Energie

Territorialité de l’énergie : du chemin à faire !

Alors que les Plans climat-énergie territoriaux (PCET) et leurs bras armés, les SCRAE, doivent être mis en place cette année par les collectivités territoriales, les 12èmes Assises de l’énergie, qui ont débuté mercredi 26 janvier à Grenoble, ont permis, d’entrée de jeu, un débat sans langue de bois.

C’est vrai, a reconnu le président de l’Ademe, Philippe Van de Maele, que la France est un «pays très centralisé » et que «le sujet de l’énergie décentralisée ne passe pas bien dans les services de l’Etat». Allant jusqu’à s’emporter, quand il croit entendre que «les collectivités sont super et l’Etat mauvais» («c’est tellement ridicule !»), il invite à «arrêter de se taper dessus» et à favoriser les partenariats.

Il est vrai que sur le tour d’horizon dressé de l’actualité énergétique depuis un an, le consensus est loin de se faire. La RT 2012 ? «Un bond en avant», pour le président de l’Ademe, tandis que le directeur général de Hespul, Marc Jedliczka, annonce un rabot à venir sur les objectifs initiaux («on craint le pire sur ce qui va sortir en matière de moteur de calcul»).

Mais c’est certainement l’évolution du dossier photovoltaïque qui cristallise la rancœur : «là ce n’est pas le rabot, c’est la guillotine qu’on a ressortie», s’exclame-t-il. Un point néanmoins positif à ses yeux : «tout le monde est d’accord contre les propositions de la DGEC». P. Van de Maele évoque «un vrai sujet industriel » sur lequel il faut trouver un équilibre. Le directeur général de la FNCCR, Pascal Sokoloff, rappelle qu’on est «en principe dans une logique de long terme». «Soyons attentifs à l’impact sur la CSPE», dit-il, tout en appelant à une régulation financière, plutôt que par le volume.

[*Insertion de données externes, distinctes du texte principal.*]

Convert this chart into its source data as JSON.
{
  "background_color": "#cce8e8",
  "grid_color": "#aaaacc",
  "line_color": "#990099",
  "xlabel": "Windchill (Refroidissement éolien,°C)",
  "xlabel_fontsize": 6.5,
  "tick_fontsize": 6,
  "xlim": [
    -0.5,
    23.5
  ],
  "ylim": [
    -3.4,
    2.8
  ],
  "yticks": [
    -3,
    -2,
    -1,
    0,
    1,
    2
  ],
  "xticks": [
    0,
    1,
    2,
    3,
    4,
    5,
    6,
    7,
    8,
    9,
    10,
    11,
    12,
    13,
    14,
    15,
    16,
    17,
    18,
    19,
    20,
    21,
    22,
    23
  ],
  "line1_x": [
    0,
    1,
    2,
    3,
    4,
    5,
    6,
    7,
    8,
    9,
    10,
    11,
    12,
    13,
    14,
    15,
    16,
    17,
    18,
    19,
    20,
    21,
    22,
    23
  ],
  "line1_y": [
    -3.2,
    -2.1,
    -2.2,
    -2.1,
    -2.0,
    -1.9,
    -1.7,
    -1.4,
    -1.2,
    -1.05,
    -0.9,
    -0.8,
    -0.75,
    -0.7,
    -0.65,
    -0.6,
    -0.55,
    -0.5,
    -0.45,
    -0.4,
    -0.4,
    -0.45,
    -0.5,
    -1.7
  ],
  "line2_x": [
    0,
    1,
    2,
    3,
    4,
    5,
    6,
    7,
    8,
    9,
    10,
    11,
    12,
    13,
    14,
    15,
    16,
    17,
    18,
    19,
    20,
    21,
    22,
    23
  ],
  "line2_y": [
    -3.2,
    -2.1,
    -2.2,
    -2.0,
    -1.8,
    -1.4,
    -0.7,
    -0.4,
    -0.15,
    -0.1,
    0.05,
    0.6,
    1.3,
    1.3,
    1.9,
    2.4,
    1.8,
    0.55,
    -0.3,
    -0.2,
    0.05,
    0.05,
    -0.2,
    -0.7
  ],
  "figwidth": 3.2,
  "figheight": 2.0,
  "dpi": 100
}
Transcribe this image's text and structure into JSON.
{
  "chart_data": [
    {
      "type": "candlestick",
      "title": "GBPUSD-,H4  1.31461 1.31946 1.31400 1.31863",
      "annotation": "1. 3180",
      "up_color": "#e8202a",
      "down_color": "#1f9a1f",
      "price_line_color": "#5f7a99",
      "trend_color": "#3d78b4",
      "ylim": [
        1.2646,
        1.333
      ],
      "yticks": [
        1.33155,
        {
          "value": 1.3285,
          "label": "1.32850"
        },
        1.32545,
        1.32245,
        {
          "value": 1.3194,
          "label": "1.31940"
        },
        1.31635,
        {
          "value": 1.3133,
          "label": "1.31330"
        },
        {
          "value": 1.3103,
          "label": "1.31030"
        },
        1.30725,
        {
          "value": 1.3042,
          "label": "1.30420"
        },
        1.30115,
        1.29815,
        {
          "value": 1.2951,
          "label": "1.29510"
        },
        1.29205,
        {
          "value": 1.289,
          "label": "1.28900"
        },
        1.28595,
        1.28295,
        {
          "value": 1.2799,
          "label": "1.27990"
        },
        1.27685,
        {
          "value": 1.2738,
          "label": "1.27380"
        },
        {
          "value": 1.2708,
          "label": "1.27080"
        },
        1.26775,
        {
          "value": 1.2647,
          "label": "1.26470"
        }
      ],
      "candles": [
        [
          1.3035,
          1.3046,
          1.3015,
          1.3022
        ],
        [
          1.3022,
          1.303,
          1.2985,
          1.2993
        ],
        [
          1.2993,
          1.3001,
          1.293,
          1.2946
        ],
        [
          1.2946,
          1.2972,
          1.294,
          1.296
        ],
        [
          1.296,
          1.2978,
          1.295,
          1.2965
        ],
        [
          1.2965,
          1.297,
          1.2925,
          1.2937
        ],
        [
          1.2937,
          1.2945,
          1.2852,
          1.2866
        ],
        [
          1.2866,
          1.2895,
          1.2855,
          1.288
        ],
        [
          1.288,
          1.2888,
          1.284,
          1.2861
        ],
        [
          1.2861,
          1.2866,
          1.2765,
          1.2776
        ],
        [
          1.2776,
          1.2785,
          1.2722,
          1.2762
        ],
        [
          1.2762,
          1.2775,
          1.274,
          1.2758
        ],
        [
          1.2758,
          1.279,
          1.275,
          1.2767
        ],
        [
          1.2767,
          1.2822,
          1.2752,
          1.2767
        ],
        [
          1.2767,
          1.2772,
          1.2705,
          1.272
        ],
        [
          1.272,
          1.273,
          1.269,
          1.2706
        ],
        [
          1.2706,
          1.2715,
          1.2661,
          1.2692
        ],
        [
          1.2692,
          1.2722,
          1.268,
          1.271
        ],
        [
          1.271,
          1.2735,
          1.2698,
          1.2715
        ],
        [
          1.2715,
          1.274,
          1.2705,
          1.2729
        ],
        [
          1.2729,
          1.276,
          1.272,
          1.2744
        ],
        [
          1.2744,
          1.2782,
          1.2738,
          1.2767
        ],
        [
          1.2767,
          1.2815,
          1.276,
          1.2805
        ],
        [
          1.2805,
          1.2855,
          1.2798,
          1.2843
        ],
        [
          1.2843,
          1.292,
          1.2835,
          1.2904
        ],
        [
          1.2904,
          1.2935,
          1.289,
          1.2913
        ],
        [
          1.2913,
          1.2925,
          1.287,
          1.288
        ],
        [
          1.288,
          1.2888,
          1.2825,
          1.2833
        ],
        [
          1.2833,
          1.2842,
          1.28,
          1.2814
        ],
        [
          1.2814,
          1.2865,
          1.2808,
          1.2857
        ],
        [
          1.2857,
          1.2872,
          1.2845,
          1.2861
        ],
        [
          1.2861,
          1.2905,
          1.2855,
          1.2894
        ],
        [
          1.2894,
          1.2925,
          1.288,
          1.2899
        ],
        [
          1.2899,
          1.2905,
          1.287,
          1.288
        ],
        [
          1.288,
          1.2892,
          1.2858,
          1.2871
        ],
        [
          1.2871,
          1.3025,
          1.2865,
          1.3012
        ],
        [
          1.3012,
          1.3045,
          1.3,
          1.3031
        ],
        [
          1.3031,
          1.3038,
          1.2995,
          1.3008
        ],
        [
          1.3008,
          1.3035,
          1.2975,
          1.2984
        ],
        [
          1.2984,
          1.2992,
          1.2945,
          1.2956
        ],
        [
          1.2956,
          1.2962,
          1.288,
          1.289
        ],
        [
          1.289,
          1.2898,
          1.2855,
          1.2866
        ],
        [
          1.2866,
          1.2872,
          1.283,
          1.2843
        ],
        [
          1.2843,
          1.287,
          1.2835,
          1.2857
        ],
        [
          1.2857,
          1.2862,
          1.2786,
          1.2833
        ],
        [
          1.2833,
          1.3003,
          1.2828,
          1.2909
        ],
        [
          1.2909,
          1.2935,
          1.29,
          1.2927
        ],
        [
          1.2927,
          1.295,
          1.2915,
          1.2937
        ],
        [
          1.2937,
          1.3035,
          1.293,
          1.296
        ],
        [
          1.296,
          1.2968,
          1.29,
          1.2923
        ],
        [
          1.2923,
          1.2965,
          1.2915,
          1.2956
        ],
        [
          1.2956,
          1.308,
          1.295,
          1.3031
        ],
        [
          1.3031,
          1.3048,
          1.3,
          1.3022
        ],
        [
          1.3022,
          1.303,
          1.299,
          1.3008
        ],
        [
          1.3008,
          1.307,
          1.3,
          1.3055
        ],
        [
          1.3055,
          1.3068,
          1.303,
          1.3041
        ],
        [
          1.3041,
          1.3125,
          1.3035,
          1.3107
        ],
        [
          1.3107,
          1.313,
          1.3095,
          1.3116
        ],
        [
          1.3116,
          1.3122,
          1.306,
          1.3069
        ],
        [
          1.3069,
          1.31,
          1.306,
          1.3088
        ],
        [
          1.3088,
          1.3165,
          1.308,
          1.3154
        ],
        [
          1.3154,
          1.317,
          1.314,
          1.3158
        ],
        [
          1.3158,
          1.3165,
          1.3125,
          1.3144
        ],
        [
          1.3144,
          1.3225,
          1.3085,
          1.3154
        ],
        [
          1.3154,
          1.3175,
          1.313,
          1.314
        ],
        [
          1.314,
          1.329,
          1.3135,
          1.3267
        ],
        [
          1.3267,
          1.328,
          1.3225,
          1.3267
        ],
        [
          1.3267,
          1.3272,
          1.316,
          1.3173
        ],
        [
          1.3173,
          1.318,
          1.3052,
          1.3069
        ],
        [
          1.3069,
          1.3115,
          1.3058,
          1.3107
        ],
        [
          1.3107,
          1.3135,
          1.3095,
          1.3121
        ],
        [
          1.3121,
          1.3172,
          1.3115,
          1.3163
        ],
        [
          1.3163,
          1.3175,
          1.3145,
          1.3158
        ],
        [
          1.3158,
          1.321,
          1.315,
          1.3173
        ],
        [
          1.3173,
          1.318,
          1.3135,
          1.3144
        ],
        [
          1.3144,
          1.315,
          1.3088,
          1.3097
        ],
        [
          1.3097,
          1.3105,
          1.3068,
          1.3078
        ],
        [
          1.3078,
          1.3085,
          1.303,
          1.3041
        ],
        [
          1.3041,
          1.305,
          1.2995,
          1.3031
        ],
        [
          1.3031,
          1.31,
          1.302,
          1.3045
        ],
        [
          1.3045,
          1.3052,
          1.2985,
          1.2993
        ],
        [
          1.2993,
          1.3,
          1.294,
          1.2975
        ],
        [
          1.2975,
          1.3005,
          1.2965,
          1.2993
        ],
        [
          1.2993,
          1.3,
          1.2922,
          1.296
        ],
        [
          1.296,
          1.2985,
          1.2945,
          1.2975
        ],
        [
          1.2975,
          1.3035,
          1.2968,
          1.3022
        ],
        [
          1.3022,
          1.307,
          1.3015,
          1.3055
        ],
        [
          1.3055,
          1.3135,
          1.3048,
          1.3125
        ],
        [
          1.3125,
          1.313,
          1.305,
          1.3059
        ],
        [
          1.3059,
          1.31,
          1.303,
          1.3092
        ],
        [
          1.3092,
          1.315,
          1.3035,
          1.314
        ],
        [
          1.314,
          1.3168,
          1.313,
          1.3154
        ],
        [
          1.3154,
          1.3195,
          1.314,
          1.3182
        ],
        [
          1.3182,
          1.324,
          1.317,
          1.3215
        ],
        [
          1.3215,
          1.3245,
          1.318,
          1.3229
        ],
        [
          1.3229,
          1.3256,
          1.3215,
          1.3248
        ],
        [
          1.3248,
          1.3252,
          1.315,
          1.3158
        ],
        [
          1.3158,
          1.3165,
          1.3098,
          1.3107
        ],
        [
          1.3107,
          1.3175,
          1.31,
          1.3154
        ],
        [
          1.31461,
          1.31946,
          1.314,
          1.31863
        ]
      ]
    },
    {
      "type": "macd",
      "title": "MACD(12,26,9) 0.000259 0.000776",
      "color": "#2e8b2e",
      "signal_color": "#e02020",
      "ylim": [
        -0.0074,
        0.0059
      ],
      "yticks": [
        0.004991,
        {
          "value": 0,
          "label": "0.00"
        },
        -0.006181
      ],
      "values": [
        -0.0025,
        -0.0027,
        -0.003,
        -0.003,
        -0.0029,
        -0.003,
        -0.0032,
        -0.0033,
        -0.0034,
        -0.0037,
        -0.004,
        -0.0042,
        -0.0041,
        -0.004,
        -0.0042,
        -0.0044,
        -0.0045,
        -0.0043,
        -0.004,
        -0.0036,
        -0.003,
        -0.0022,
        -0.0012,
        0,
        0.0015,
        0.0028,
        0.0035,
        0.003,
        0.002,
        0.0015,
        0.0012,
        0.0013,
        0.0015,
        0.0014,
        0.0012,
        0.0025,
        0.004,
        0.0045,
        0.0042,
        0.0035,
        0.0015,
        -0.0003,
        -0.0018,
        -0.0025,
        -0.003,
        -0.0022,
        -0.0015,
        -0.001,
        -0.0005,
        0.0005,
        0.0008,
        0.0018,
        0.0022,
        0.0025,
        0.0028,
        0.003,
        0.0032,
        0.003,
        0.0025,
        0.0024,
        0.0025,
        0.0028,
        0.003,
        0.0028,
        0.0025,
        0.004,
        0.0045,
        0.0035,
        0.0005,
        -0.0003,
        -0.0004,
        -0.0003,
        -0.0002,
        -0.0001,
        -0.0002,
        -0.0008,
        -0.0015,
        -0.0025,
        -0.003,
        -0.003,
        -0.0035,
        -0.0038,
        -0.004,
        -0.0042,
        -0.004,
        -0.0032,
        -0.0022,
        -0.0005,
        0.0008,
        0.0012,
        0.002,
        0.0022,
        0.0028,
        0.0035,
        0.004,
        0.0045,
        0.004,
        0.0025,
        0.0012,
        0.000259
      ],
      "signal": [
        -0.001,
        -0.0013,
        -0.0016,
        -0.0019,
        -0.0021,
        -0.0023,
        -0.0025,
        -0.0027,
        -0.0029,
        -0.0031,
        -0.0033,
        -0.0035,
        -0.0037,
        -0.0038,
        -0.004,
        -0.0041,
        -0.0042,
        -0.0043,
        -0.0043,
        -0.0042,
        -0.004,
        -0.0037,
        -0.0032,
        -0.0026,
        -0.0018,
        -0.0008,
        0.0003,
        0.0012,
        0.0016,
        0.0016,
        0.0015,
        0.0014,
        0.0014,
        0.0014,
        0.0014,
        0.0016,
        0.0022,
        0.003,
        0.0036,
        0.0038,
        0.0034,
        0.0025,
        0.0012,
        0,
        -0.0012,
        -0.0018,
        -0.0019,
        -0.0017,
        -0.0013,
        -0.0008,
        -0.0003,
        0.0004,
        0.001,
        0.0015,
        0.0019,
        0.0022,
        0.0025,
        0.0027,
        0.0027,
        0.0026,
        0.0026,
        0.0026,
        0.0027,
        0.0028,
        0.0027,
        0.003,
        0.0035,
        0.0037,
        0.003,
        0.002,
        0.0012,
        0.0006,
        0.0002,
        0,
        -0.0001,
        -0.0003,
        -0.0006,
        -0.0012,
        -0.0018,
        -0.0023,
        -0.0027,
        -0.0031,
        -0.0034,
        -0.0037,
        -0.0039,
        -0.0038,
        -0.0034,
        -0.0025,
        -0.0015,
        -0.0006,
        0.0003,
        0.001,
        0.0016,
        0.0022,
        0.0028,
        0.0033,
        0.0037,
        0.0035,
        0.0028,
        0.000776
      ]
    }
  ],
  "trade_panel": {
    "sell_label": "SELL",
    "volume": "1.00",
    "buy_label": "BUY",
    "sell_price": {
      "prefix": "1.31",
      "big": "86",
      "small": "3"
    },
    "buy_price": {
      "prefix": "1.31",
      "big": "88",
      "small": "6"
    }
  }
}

La loi Nome, ensuite : si P. Sokoloff estime que «l’efficacité énergétique sera peut-être l’un des enjeux inattendus de l’ouverture du marché de l’électricité», mais aussi un vecteur «de compétitivité des EnR», M. Jedliczka évoque «un signal très négatif sur la possibilité qu’on pourra avoir un jour 100% d’ENR sur le réseau». Les compteurs communicants, au moins, font l’unanimité : «Heureusement qu’ils sont communicants parce qu’ils ne sont pas intelligents», observe P. Van de Maele.

Enfin, les CEE : alors que la 2ème période est lancée depuis début janvier, le régime a basculé «du symbole à une logique de refinancement», selon le dg de la FNCCR. Mais ce «très bon outil» reste «très insuffisant», déplore le président de l’Ademe pour qui le marché «ne sera pas mûr dans les trois ans qui viennent».